Арбалетчики придвинулись было, но де Гонвиль яростно махнул рукой, и они шарахнулись на почтительное расстояние.
— Тебе незнакомы козни, на которые пускается враг рода человеческого? — ласково спросил капитана отец Жоффруа. — Для чего же тогда кладут свои труды духовные наставники? Может быть, ты нуждаешься в более подробных и долгих наставлениях? Мы всегда готовы помочь заблудшим овцам…
Жирный дым щекотал ноздри, и де Гонвиль, презирая себя, слушал собственный севший, униженный голос:
— Отец мой, этот человек туп, и требовалось известное время, чтобы он понял. Но он понял, я уверен. Потому что речь шла не об этом капитане.
— Я… это… — Капитан шумно высморкался в песок. — Чего ж тут непонятного, духовные наставники, конечно… Святая Библия… Она все вопросы… Свечу я ставлю после каждого плавания, святой отец.
— Я рад, — сказал отец Жоффруа. — В таком случае ты понял: как только огонь уничтожит остатки дьявольского наваждения, ты забудешь и о них, и об этом огне. Потому что бывает еще и другой огонь. Ты много времени провел на воде и оттого, сдается мне, забыл, что огонь служит самым разным целям, в том числе и очищению души от скверны.
Капитан Бонвалет кивал, не поднимая глаз. Лица на нем не было.
— Иди, — сказал отец Жоффруа, и капитан пошел прочь, загребая песок косолапыми ступнями. Арбалетчики равнодушно пялились ему вслед.
— Мессир де Гонвиль, вы лучше знаете своих солдат и умеете с ними разговаривать. Любой, кто заикнется… Сумейте внушить это им.
Действуйте. Не должно остаться ни малейшего следа. Вам всем приснился сон, из тех, о которых не рассказывают и на исповеди…
Он сжал сильными худыми пальцами локоть де Гонвиля, одобряюще покивал и вдруг произнес непонятное: «Неужели Атлантида?» — так, словно спрашивал кого-то, кого не было на скучном сером берегу. Потом в его умных и грустных глазах мелькнул страх, и ровным счетом ничего не понявший де Гонвиль подумал: ведь и за отцом Жоффруа следит кто-то в рясе или мирской одежде, и за ним, в свою очередь, наблюдает кто-то, и за тем, и дальше, дальше… И где конец этой цепочки, есть ли кто-то, свободный от надзирающего взгляда?
Отец Жоффруа отвернулся и пошел вдоль берега, перебирая четки. Его ряса оставила на песке змеистый след.
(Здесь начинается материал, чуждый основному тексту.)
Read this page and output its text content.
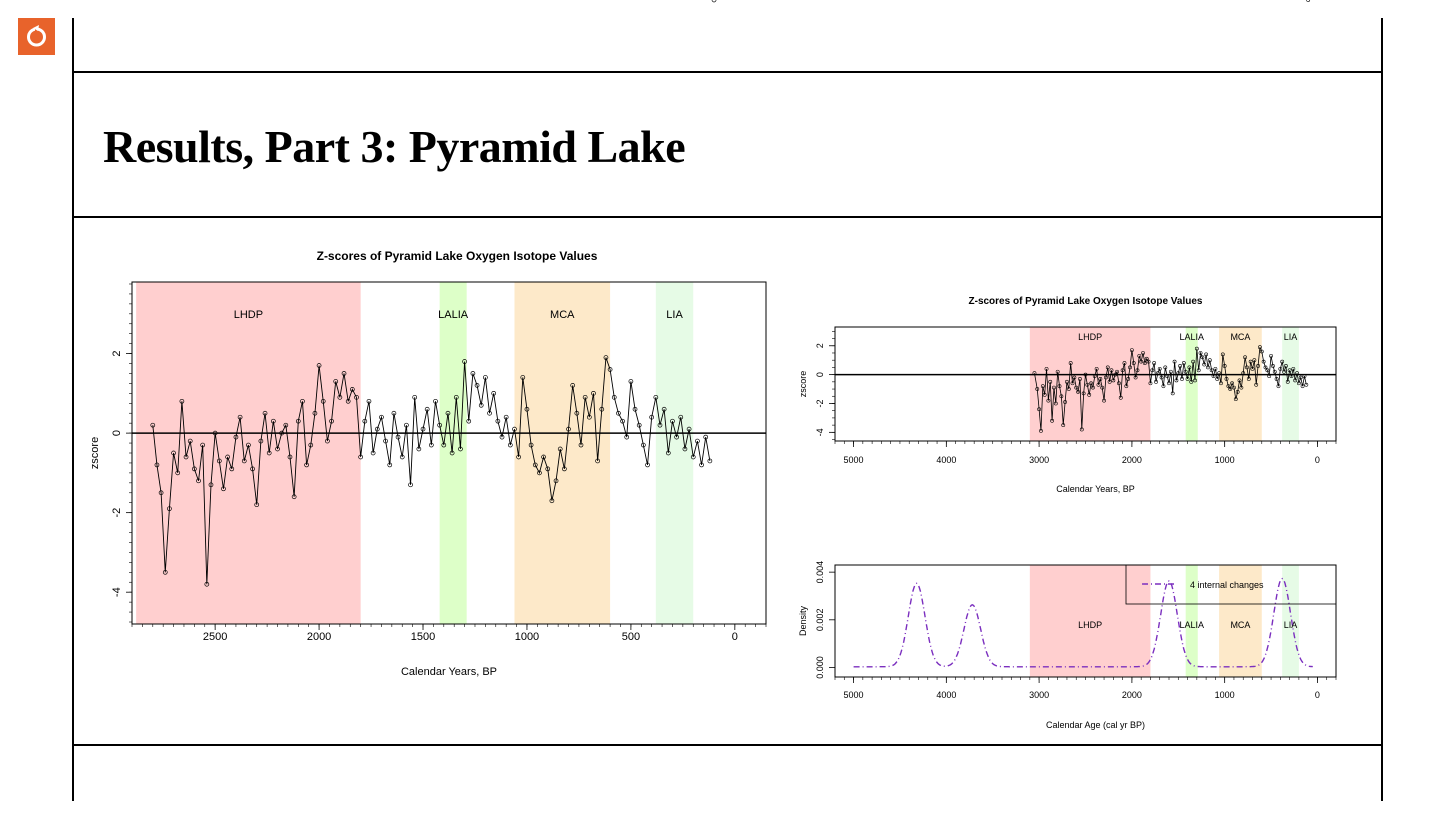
Results, Part 3: Pyramid Lake
2500	2000	1500	1000	500	0
-4
-2
0
2
Calendar Years, BP
zscore
Z-scores of Pyramid Lake Oxygen Isotope Values
LHDP	LALIA	MCA	LIA
5000	4000	3000	2000	1000	0
-4
-2
0
2
Calendar Years, BP
zscore
Z-scores of Pyramid Lake Oxygen Isotope Values
LHDP	LALIA	MCA	LIA
4 internal changes
5000	4000	3000	2000	1000	0
0.000
0.002
0.004
Calendar Age (cal yr BP)
Density	LHDP	LALIA	MCA	LIA
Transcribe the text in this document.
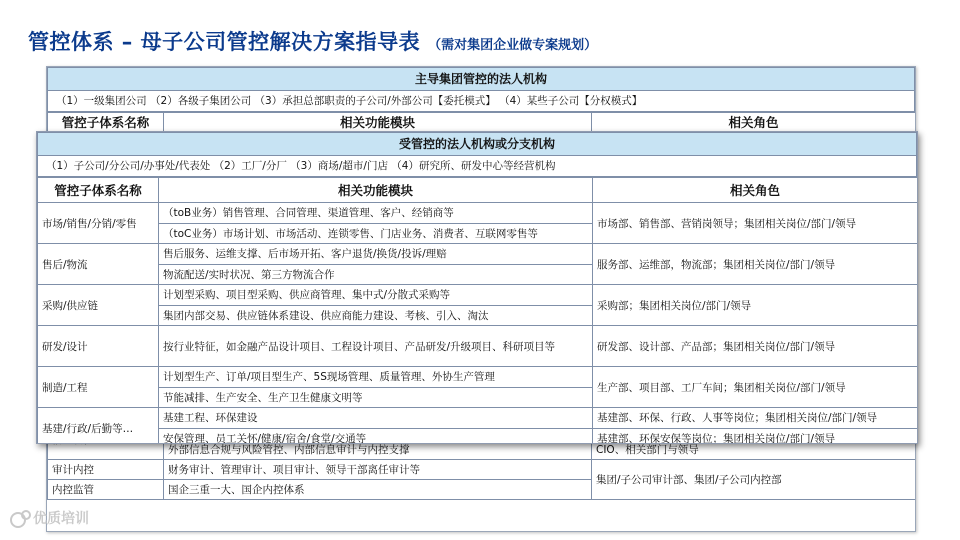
管控体系 – 母子公司管控解决方案指导表 （需对集团企业做专案规划）
主导集团管控的法人机构
（1）一级集团公司 （2）各级子集团公司 （3）承担总部职责的子公司/外部公司【委托模式】 （4）某些子公司【分权模式】
管控子体系名称	相关功能模块	相关角色

	外部信息合规与风险管控、内部信息审计与内控支撑	CIO、相关部门与领导
审计内控	财务审计、管理审计、项目审计、领导干部离任审计等	集团/子公司审计部、集团/子公司内控部
内控监管	国企三重一大、国企内控体系	
受管控的法人机构或分支机构
（1）子公司/分公司/办事处/代表处 （2）工厂/分厂 （3）商场/超市/门店 （4）研究所、研发中心等经营机构
管控子体系名称	相关功能模块	相关角色
市场/销售/分销/零售	（toB业务）销售管理、合同管理、渠道管理、客户、经销商等	市场部、销售部、营销岗领导；集团相关岗位/部门/领导
	（toC业务）市场计划、市场活动、连锁零售、门店业务、消费者、互联网零售等	
售后/物流	售后服务、运维支撑、后市场开拓、客户退货/换货/投诉/理赔	服务部、运维部，物流部；集团相关岗位/部门/领导
	物流配送/实时状况、第三方物流合作	
采购/供应链	计划型采购、项目型采购、供应商管理、集中式/分散式采购等	采购部；集团相关岗位/部门/领导
	集团内部交易、供应链体系建设、供应商能力建设、考核、引入、淘汰	
研发/设计	按行业特征，如金融产品设计项目、工程设计项目、产品研发/升级项目、科研项目等	研发部、设计部、产品部；集团相关岗位/部门/领导
制造/工程	计划型生产、订单/项目型生产、5S现场管理、质量管理、外协生产管理	生产部、项目部、工厂车间；集团相关岗位/部门/领导
	节能减排、生产安全、生产卫生健康文明等	
基建/行政/后勤等…	基建工程、环保建设	基建部、环保、行政、人事等岗位；集团相关岗位/部门/领导
	安保管理、员工关怀/健康/宿舍/食堂/交通等	基建部、环保安保等岗位；集团相关岗位/部门/领导
优质培训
Люди де Гонвиля метались, как черти возле жаровен с грешниками, и вскоре взвилось пламя. Солдаты пялились на него с тупым раздражением, перебирал четки отец Жоффруа, капитан Бонвалет сидел на песке, свесив голову меж колен, отвернувшись от моря и пламени. Де Гонвиль попытался представить себе необозримый океан, кончающийся где-то иными протяженными землями, за которыми опять же лежат необозримые океаны. От этого простора и грандиозности закружилась голова, его даже шатнуло.
…Как звучит прибой, омывающий Азорские острова?